As you may have guessed, I haven't been sleeping all that well lately. For awhile there, I couldn't stay awake on my nights off. I'd be in bed at 9pm and sleep til 6 or 7am (when my husband gets up). But now, I'm exhausted during the day but totally wired at night. I fell asleep at 9pm lastnight and slept til 1:30am.... I woke up and my husband wasn't in bed with me, so I got up to look and see where he had gone. I looked in the living room...no hubby. Then I went downstairs in the basement and found him sleeping on the couch. I asked if he wanted to come upstairs and he said "No, I just needed more room honey." Granted, our dogs have been major bed hogs lately, but I think his,uh, pregnant wife has been keeping him awake with her tossing and turning lately. He must have just wanted to be nice and blamed it on the dogs. LOL. Poor guy.

So since I was downstairs, I decided to do some laundry, then was wide awake again and figured what the heck-- I'd go up in the nursery and see what I could get into. I ended up making alot of progress, I must say. I took alot of stuff out of the boxes and put them where they need to go, and arranged Aly's closet so it's nice and neat. I put together Aly's 'Kick and Crawl Aquarium Gym' (which was easy, that's why I did it...lol), so now that's done. I just have another small load of baby laundry to do and I think I'm set for now. The only things I have left to do in the nursery are to put the window valances up, and to get the bedding all washed up for the kid bed. I did the sheets already, but not the comforter/pillow shams. Oh, and we've come to the conclusion that we need to put a ceiling fan up in the nursery.

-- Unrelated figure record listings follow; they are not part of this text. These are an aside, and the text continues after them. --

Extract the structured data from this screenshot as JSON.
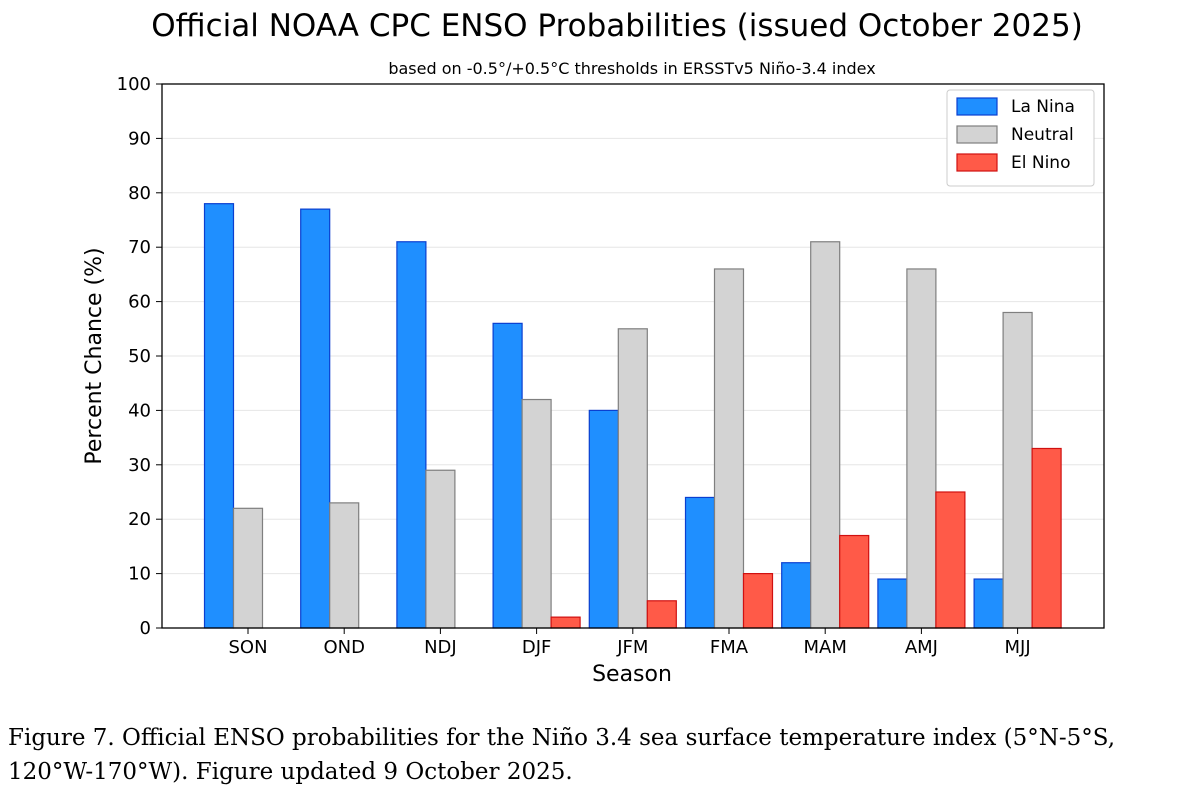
{
  "chart_data": {
    "type": "bar",
    "title": "Official NOAA CPC ENSO Probabilities (issued October 2025)",
    "subtitle": "based on -0.5°/+0.5°C thresholds in ERSSTv5 Niño-3.4 index",
    "xlabel": "Season",
    "ylabel": "Percent Chance (%)",
    "ylim": [
      0,
      100
    ],
    "yticks": [
      0,
      10,
      20,
      30,
      40,
      50,
      60,
      70,
      80,
      90,
      100
    ],
    "grid": true,
    "legend": "top-right",
    "categories": [
      "SON",
      "OND",
      "NDJ",
      "DJF",
      "JFM",
      "FMA",
      "MAM",
      "AMJ",
      "MJJ"
    ],
    "series": [
      {
        "name": "La Nina",
        "color": "#1f8fff",
        "edge": "#0a3fd0",
        "values": [
          78,
          77,
          71,
          56,
          40,
          24,
          12,
          9,
          9
        ]
      },
      {
        "name": "Neutral",
        "color": "#d3d3d3",
        "edge": "#7f7f7f",
        "values": [
          22,
          23,
          29,
          42,
          55,
          66,
          71,
          66,
          58
        ]
      },
      {
        "name": "El Nino",
        "color": "#ff5a48",
        "edge": "#d01010",
        "values": [
          0,
          0,
          0,
          2,
          5,
          10,
          17,
          25,
          33
        ]
      }
    ]
  },
  "caption": "Figure 7. Official ENSO probabilities for the Niño 3.4 sea surface temperature index (5°N-5°S, 120°W-170°W). Figure updated 9 October 2025."
}
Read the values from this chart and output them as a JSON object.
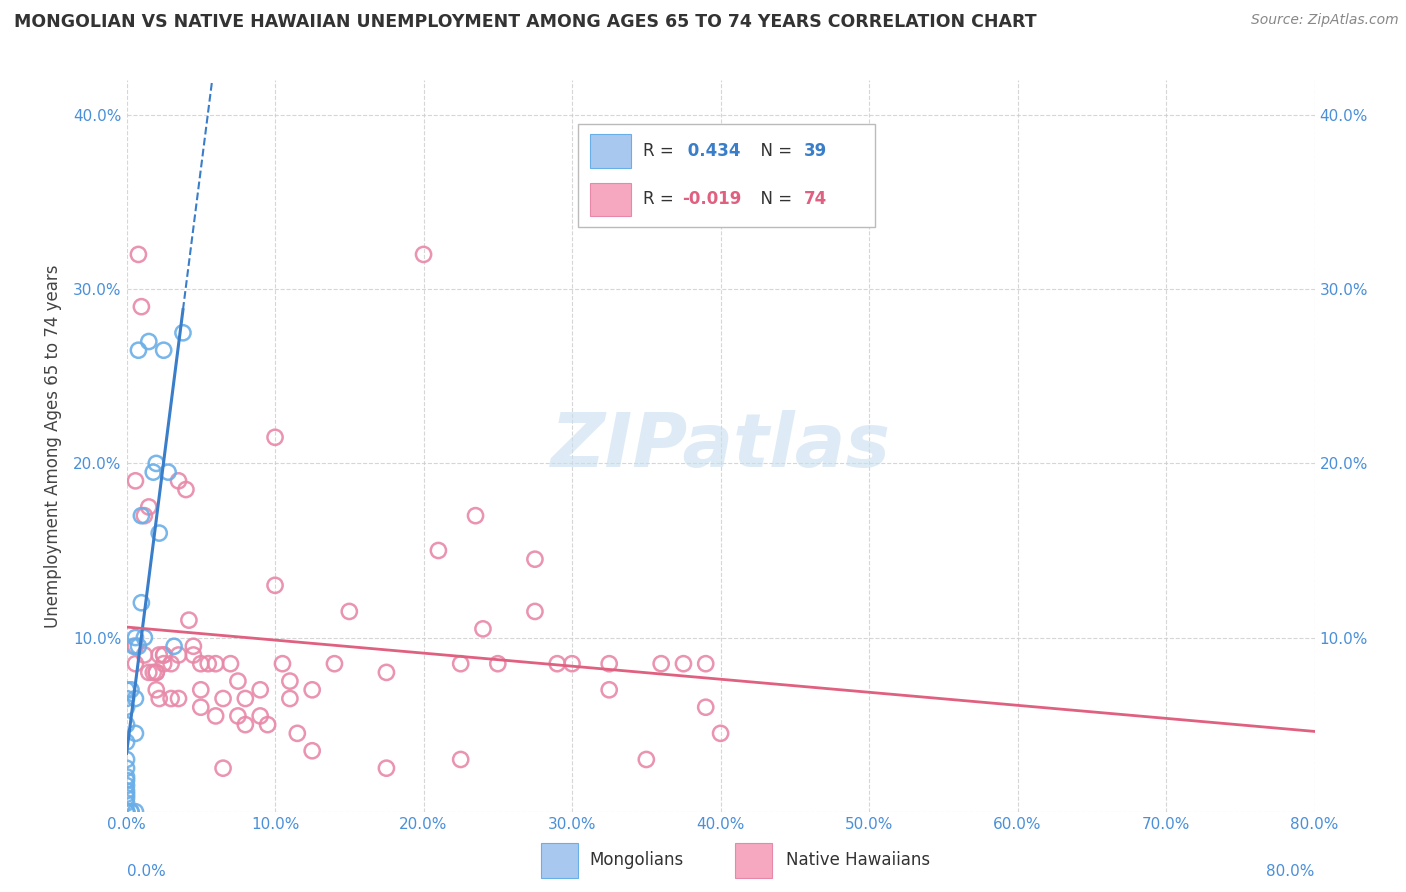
{
  "title": "MONGOLIAN VS NATIVE HAWAIIAN UNEMPLOYMENT AMONG AGES 65 TO 74 YEARS CORRELATION CHART",
  "source": "Source: ZipAtlas.com",
  "ylabel": "Unemployment Among Ages 65 to 74 years",
  "xlim": [
    0.0,
    0.8
  ],
  "ylim": [
    0.0,
    0.42
  ],
  "mongolian_R": 0.434,
  "mongolian_N": 39,
  "native_hawaiian_R": -0.019,
  "native_hawaiian_N": 74,
  "mongolian_color": "#a8c8f0",
  "mongolian_edge_color": "#6aaee8",
  "mongolian_line_color": "#3a7dc9",
  "native_hawaiian_color": "#f5a8c0",
  "native_hawaiian_edge_color": "#e888a8",
  "native_hawaiian_line_color": "#e06080",
  "tick_color": "#4a90d9",
  "grid_color": "#cccccc",
  "title_color": "#333333",
  "source_color": "#888888",
  "watermark_color": "#c8dff0",
  "mongolian_x": [
    0.0,
    0.0,
    0.0,
    0.0,
    0.0,
    0.0,
    0.0,
    0.0,
    0.0,
    0.0,
    0.0,
    0.0,
    0.0,
    0.0,
    0.0,
    0.0,
    0.0,
    0.0,
    0.003,
    0.003,
    0.003,
    0.005,
    0.006,
    0.006,
    0.006,
    0.006,
    0.008,
    0.008,
    0.01,
    0.01,
    0.012,
    0.015,
    0.018,
    0.02,
    0.022,
    0.025,
    0.028,
    0.032,
    0.038
  ],
  "mongolian_y": [
    0.0,
    0.0,
    0.0,
    0.0,
    0.005,
    0.008,
    0.01,
    0.012,
    0.015,
    0.018,
    0.02,
    0.025,
    0.03,
    0.04,
    0.05,
    0.06,
    0.065,
    0.07,
    0.0,
    0.0,
    0.07,
    0.095,
    0.0,
    0.045,
    0.065,
    0.1,
    0.095,
    0.265,
    0.12,
    0.17,
    0.1,
    0.27,
    0.195,
    0.2,
    0.16,
    0.265,
    0.195,
    0.095,
    0.275
  ],
  "native_hawaiian_x": [
    0.006,
    0.006,
    0.006,
    0.008,
    0.01,
    0.012,
    0.012,
    0.015,
    0.015,
    0.018,
    0.02,
    0.02,
    0.02,
    0.022,
    0.022,
    0.025,
    0.025,
    0.025,
    0.03,
    0.03,
    0.035,
    0.035,
    0.035,
    0.04,
    0.042,
    0.045,
    0.045,
    0.05,
    0.05,
    0.05,
    0.055,
    0.06,
    0.06,
    0.065,
    0.065,
    0.07,
    0.075,
    0.075,
    0.08,
    0.08,
    0.09,
    0.09,
    0.095,
    0.1,
    0.1,
    0.105,
    0.11,
    0.11,
    0.115,
    0.125,
    0.125,
    0.14,
    0.15,
    0.175,
    0.175,
    0.2,
    0.21,
    0.225,
    0.225,
    0.235,
    0.24,
    0.25,
    0.275,
    0.275,
    0.29,
    0.3,
    0.325,
    0.325,
    0.35,
    0.36,
    0.375,
    0.39,
    0.39,
    0.4
  ],
  "native_hawaiian_y": [
    0.085,
    0.095,
    0.19,
    0.32,
    0.29,
    0.17,
    0.09,
    0.08,
    0.175,
    0.08,
    0.08,
    0.08,
    0.07,
    0.09,
    0.065,
    0.09,
    0.085,
    0.09,
    0.085,
    0.065,
    0.09,
    0.065,
    0.19,
    0.185,
    0.11,
    0.095,
    0.09,
    0.085,
    0.07,
    0.06,
    0.085,
    0.085,
    0.055,
    0.025,
    0.065,
    0.085,
    0.075,
    0.055,
    0.065,
    0.05,
    0.055,
    0.07,
    0.05,
    0.215,
    0.13,
    0.085,
    0.075,
    0.065,
    0.045,
    0.035,
    0.07,
    0.085,
    0.115,
    0.08,
    0.025,
    0.32,
    0.15,
    0.085,
    0.03,
    0.17,
    0.105,
    0.085,
    0.145,
    0.115,
    0.085,
    0.085,
    0.085,
    0.07,
    0.03,
    0.085,
    0.085,
    0.06,
    0.085,
    0.045
  ]
}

I just wish we figured that out BEFORE we put a brand new light fixture up there. We had done that during the winter, when it was a bit nippy upstairs... but now that the warm weather is here, the upstairs doesn't get so cool. We have the vent completely open up there, but the room is still so warm. Luckily we bought a white ceiling fan for the other spare bedroom, so we're gonna put that up in the nursery. There's no way I want Aly (and me, or my mom, or Russ's mom) sleeping upstairs if the room is that warm. :-( So now I have ANOTHER project for Russ to do.

Aside from the nursery stuff, we just have to bring the pack and play downstairs and put that together, and figure out the car seat/stroller thing. Russ thinks we can just stick it in the car when I go in labor--- ha! I said, "So uh, you think you're gonna know how to use it right away, huh?!" Men.

Well, I think I'm gonna attempt to coax my husband back upstairs, then try to lay down. Hope everyone has a good Memorial Day. We pretty much celebrated yesterday... Russ had a company party for all his guys at the marina where I used to work. His good buddy owns it now, so he got a great deal on the party. The guys got an "all you can drink beer" deal, and we all got DELICIOUS steak dinners, with potatoes and green beans. It was awesome...though I was really craving a drink! Seeing those guys bringing out buckets of coronas with lime made my mouth water! I can't wait to have a big 'ol Margarita..... :-)

Well, nighty night! (for me, anyway!)